The president of the Gujarat BJP unit, C R Paatil, has stated that Gujarat Chief Minister Bhupendra Patel will oversee another term, ahead of the state assembly elections this year. Paatil made the announcement in an event, said reports.
“Chief Minister Bhupendra Patel has done good work and he would be repeated (for another term),” said Paatil when asked about who would be the party’s next chief minister, at a TV9 event. Patel, a first-time MLA, was the BJP’s surprise choice as chief minister following the resignation of Vijay Rupani in September last year.
Now, as Patel is apparently set to be the party’s face for the Gujarat elections, political experts assign a myriad of reasons to the choice. News18 explores some of them:
Why Bhupendra Was Chosen in the 1st Place Lends Clues…
To replace Rupani, Patel seemed like a near-ideal choice. According to reports, Patel has an unblemished image, and most importantly, he was the youngest candidate for the position. BJP leaders in New Delhi were quoted as saying by India Today that because he brought no baggage to the position, he would be ‘much easier to control and appease Patidar satraps through the party high command’. “A leader with a clean slate has an advantage. It aids in power balancing," a Delhi leader was quoted as saying.
Why Patels are Important
Patidars (or Patels) claim to be Lord Ram’s descendants. The community accounts for 12-14 per cent of the electorate but is extremely powerful, both financially and politically, and is spread throughout the state, with a concentration in north Gujarat and Saurashtra. In at least 70 of the 182 assembly segments, their votes determine the outcome. They are an important voting bloc for the BJP, accounting for one-third of its MLAs.
The Patidar community, which constitutes the BJP’s core vote bank, was seen as drifting away from it in recent years, a report by the Indian Express states. This was reflected in the February local body elections, where, despite the BJP winning almost all of the bodies, the Aam Aadmi Party (AAP) stormed into Surat, home to state party chief CR Paatil, to become the municipal corporation’s main opposition, fueled by anti-BJP Patidar votes.
The death of late BJP CM Keshubhai Patel last year left a void in the community, as he had dared to fight the BJP in 2012, backed by many of its Patidar leaders. Younger Patidar leaders had openly demanded that the next CM be elected from within the community, IE reported.
The BJP has also performed admirably in the two elections it has faced: those for the Gandhinagar Municipal Corporation and nearly 9,000 gramme panchayats. While the BJP won 41 of the 44 Gandhinagar corporation seats, it is estimated that it won more than 70% of the gram panchayat seats, which are not contested on party lines.
A ‘Steady Term’?
According to another report by the Indian Express, the BJP has also performed well in the two elections it has faced under Bhupendra: those for the Gandhinagar Municipal Corporation and nearly 9,000 gram panchayats. While the BJP won 41 of the 44 Gandhinagar corporation seats, it is estimated that it won more than 70% of the gramme panchayat seats, which are not contested on party lines, the report said.

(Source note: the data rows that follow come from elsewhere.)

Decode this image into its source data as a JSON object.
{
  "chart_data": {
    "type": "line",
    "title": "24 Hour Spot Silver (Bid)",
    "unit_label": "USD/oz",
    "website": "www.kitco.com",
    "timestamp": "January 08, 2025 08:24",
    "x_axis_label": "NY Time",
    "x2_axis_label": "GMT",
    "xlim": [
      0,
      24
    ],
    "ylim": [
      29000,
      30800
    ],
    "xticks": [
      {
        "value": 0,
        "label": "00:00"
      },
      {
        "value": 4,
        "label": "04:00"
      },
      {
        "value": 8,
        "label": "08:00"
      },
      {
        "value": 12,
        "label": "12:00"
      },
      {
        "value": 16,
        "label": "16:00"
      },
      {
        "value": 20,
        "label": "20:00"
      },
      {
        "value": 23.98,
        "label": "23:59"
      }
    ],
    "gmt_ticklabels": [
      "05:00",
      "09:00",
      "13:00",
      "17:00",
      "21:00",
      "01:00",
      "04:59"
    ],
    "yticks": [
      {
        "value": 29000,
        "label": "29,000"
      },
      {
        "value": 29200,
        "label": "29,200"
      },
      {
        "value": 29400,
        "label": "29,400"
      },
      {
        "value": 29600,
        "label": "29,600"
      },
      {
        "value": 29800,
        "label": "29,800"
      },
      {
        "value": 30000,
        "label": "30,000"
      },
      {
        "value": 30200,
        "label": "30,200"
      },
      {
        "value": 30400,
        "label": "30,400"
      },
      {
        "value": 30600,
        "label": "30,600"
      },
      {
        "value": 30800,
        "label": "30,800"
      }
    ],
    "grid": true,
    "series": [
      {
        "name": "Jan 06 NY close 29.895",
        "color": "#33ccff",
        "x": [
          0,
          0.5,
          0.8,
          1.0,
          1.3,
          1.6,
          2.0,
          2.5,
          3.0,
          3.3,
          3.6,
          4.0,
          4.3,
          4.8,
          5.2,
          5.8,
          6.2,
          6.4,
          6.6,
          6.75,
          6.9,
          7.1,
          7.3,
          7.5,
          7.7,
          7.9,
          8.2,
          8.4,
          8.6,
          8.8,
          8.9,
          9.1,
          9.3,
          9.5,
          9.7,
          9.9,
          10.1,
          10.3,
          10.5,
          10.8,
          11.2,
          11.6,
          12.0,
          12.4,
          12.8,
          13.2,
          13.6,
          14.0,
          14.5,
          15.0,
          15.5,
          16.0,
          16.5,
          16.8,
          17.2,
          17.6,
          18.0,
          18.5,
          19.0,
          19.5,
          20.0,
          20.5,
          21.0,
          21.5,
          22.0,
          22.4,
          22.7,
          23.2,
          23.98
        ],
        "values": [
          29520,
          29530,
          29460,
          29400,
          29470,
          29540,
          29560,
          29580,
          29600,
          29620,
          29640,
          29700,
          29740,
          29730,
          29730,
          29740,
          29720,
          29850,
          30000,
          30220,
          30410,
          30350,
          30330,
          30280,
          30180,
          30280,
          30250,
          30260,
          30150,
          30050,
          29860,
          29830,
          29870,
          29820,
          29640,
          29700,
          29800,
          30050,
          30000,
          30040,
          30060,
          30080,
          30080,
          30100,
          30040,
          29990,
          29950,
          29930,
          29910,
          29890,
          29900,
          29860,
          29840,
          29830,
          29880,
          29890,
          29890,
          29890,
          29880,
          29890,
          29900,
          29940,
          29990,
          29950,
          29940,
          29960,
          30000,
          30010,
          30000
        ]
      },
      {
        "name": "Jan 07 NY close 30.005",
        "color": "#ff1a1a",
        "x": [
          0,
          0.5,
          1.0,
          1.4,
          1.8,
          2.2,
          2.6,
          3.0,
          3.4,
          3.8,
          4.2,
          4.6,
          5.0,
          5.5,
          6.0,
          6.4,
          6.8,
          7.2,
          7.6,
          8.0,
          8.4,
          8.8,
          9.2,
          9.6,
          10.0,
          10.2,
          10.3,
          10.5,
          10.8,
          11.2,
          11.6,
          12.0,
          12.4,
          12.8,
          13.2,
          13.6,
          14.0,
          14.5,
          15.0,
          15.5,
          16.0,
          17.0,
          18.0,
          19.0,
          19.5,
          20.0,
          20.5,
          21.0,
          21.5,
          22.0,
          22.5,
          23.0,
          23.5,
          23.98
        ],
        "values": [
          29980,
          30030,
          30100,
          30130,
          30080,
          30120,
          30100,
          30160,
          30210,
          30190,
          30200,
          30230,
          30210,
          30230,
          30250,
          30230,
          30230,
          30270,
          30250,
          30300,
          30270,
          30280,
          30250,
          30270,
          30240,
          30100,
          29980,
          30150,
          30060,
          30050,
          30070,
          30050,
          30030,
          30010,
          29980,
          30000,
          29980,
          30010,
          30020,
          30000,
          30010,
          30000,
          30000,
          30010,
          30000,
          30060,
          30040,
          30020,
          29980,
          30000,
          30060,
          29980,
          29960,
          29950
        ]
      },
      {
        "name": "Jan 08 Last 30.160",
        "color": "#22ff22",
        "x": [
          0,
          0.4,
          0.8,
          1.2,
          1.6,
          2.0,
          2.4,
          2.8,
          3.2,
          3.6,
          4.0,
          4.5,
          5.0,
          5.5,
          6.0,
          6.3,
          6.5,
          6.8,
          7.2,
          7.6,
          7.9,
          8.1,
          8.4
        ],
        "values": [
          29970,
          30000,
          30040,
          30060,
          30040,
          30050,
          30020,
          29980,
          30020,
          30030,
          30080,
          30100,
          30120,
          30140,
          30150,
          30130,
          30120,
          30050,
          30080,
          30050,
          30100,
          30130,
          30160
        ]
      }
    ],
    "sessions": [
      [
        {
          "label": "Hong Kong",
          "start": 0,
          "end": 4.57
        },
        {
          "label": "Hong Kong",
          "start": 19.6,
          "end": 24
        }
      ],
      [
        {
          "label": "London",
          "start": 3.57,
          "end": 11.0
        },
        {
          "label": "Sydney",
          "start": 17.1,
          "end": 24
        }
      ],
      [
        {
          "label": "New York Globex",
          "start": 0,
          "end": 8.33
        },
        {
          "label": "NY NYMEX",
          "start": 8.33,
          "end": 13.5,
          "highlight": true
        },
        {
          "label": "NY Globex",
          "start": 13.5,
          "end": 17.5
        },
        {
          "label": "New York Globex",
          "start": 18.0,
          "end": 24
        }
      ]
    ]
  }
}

The report also quotes a senior party office-bearer as saying that the ‘CM is a man who takes decisions slowly but steadily, keeping to his “limitations”.
The adds that he does not believe the Bhupendra Patel government was appointed in the hope of “performing a miracle," pointing out that the brief was clear: to make no major mistakes.
The leader further says that given Bhupendra’s lack of experience in the top position and the current difficult times, he deserved credit for not making any bad decisions. “And when mistakes were made (such as the failure to appoint an OBC Commission in time to meet a court requirement, or the cattle Bill), damage control was done quickly," they said.
‘No Problem With What Anyone Eats’
Reports also credit Patel with not allowing his government to be ‘bogged down by unnecessary squabbles typically associated with the BJP and often sparked by its affiliated outfits’.
As an IE report argues, at the height of protests by some BJP leaders against non-veg food being sold on the streets, one of Patel’s most forceful public statements was that his government “had no problem with what anyone ate."